Many agencies publish recommended minimum separation distances for a variety of crops. A table developed by the Seeds of Texas Seed Exchange (http://csf.colorado.edu/perma/stse/table.htm) contains recommendations for small gardeners and also the USDA recommendations designed for large acreages. These distances have been developed to maintain a level of purity that has been acceptable to the agricultural community in the past. They do not guarantee complete protection from gene flow. More research may be needed to determine the separation distances needed for crops under a standard of zero tolerance or very low tolerance for the accidental presence of transgenic material in organic or non-GM products.

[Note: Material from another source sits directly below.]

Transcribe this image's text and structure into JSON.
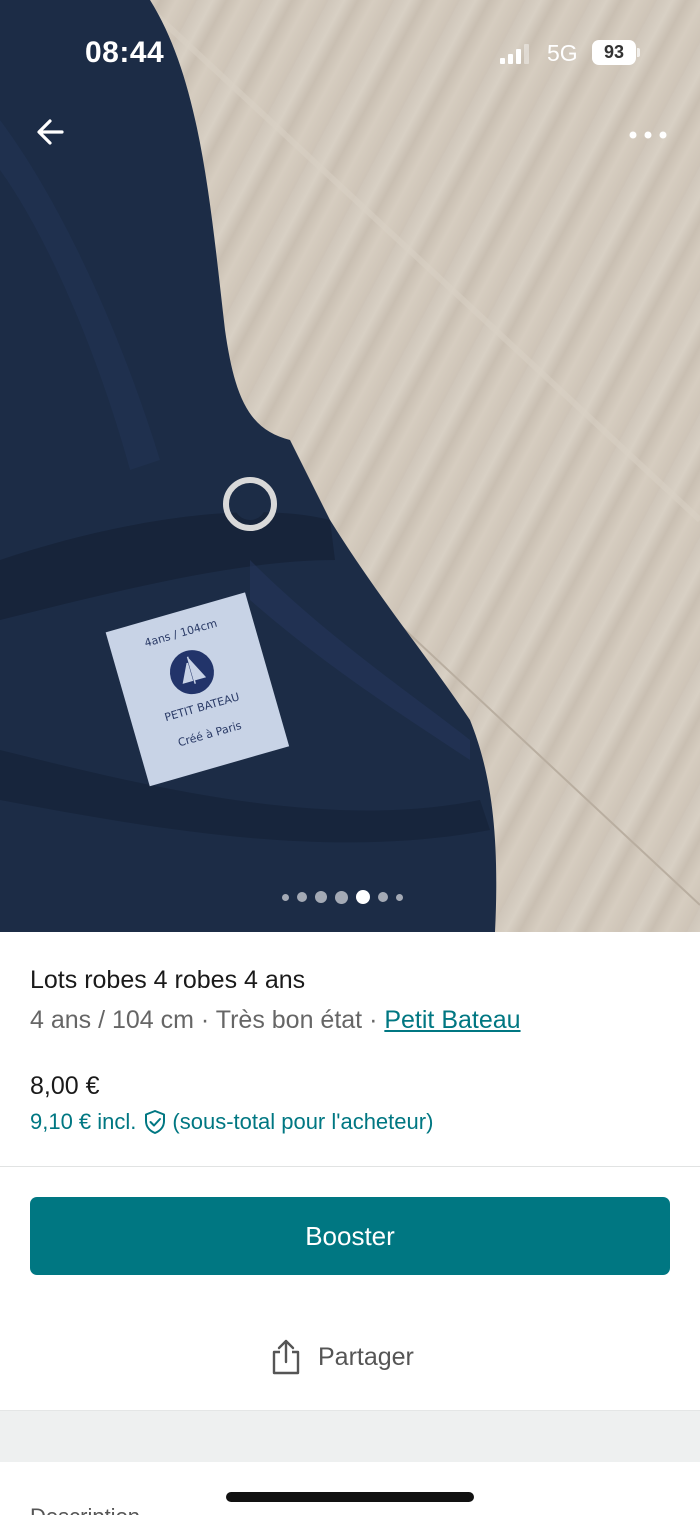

When there is a danger of gene flow to nearby fields, it is possible to prevent contamination of nearby crops by planting tall barrier plants to physically block the flow of pollen. It is also possible to plant a border of "trap" plants around the vulnerable field. These trap plants capture the majority of the undesireable pollen as it enters the field. The trap plants along the edges of the field are harvested separately from the main body of the field and are disposed of, so that unwanted genes do not contaminate the product that is sold. Both of these methods were originally developed to keep different conventional varieties from crossing with each other, but the methods can be applied to the problem of keeping GM and non-GM crops separate.

If GM pollen pollinates plants in a neighboring field, then the issue of genetic trespass may arise. Many segments of the agricultural community have an interest in maintaining the purity of their products.

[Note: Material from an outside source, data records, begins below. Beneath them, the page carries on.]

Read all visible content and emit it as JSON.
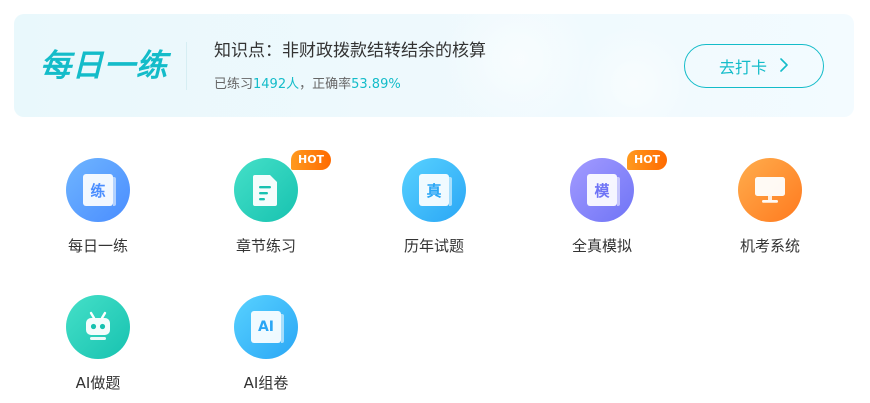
{
  "banner": {
    "title": "每日一练",
    "knowledge_point": "知识点：非财政拨款结转结余的核算",
    "stats_prefix": "已练习",
    "stats_count": "1492人",
    "stats_mid": "，正确率",
    "stats_rate": "53.89%",
    "checkin_label": "去打卡",
    "accent_color": "#14bcc9"
  },
  "items": [
    {
      "label": "每日一练",
      "icon": "book-lian-icon",
      "glyph": "练",
      "hot": ""
    },
    {
      "label": "章节练习",
      "icon": "document-icon",
      "glyph": "",
      "hot": "HOT"
    },
    {
      "label": "历年试题",
      "icon": "book-zhen-icon",
      "glyph": "真",
      "hot": ""
    },
    {
      "label": "全真模拟",
      "icon": "book-mo-icon",
      "glyph": "模",
      "hot": "HOT"
    },
    {
      "label": "机考系统",
      "icon": "monitor-icon",
      "glyph": "",
      "hot": ""
    },
    {
      "label": "AI做题",
      "icon": "robot-icon",
      "glyph": "",
      "hot": ""
    },
    {
      "label": "AI组卷",
      "icon": "book-ai-icon",
      "glyph": "AI",
      "hot": ""
    }
  ]
}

• Organic foods must be free of GM DNA and protein, so a crop of corn or soybeans that has been pollinated by a neighboring GM crop is unfit for sale as organic produce. The consequent financial loss to the farmer may be substantial.
• People who buy organic produce are worried that they may be exposed to some unwanted GM DNA and protein if gene flow from GM crops cannot be prevented.
• Producers of the specialty GM products that are proposed for future release may want to protect their niche GM products from contamination by other kinds of GM products.
• Biotech companies that have patented their GM products may find it difficult to profit from their patents or to pursue claims against alleged patent violators if GM materials become widely distributed in conventional crops.

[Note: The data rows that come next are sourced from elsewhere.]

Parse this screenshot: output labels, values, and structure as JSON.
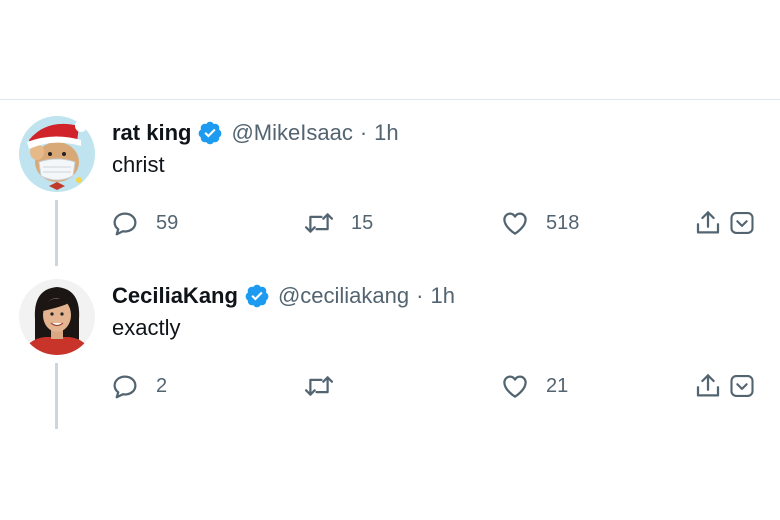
{
  "tweets": [
    {
      "display_name": "rat king",
      "handle": "@MikeIsaac",
      "separator": "·",
      "time": "1h",
      "text": "christ",
      "replies": "59",
      "retweets": "15",
      "likes": "518",
      "verified": true,
      "avatar": "santa-hat-masked-rat-avatar"
    },
    {
      "display_name": "CeciliaKang",
      "handle": "@ceciliakang",
      "separator": "·",
      "time": "1h",
      "text": "exactly",
      "replies": "2",
      "retweets": "",
      "likes": "21",
      "verified": true,
      "avatar": "woman-portrait-avatar"
    }
  ],
  "icons": {
    "reply": "reply-icon",
    "retweet": "retweet-icon",
    "like": "heart-icon",
    "share": "share-icon",
    "more": "chevron-down-icon",
    "verified": "verified-badge-icon"
  },
  "colors": {
    "verified_blue": "#1d9bf0",
    "text_primary": "#0f1419",
    "text_secondary": "#536471",
    "thread_line": "#ccd6dd",
    "divider": "#e1e8ed"
  }
}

What level of GM presence, if any, should be allowed in products that are sold as organic or conventional? Can the technology for detecting low levels of GM material keep pace with the decisions on what level of GM material will be allowed? Should GM farmers and companies bear responsibility for preventing gene flow, or should conventional and organic farmers pay to protect their products from gene flow? Should GM versions of outcrossing plants be banned as too risky, while GM versions of self-pollinating plants are permitted?

These issues have already prompted several lawsuits and they will continue to be a factor in the development and use of trangenic plants for years to come.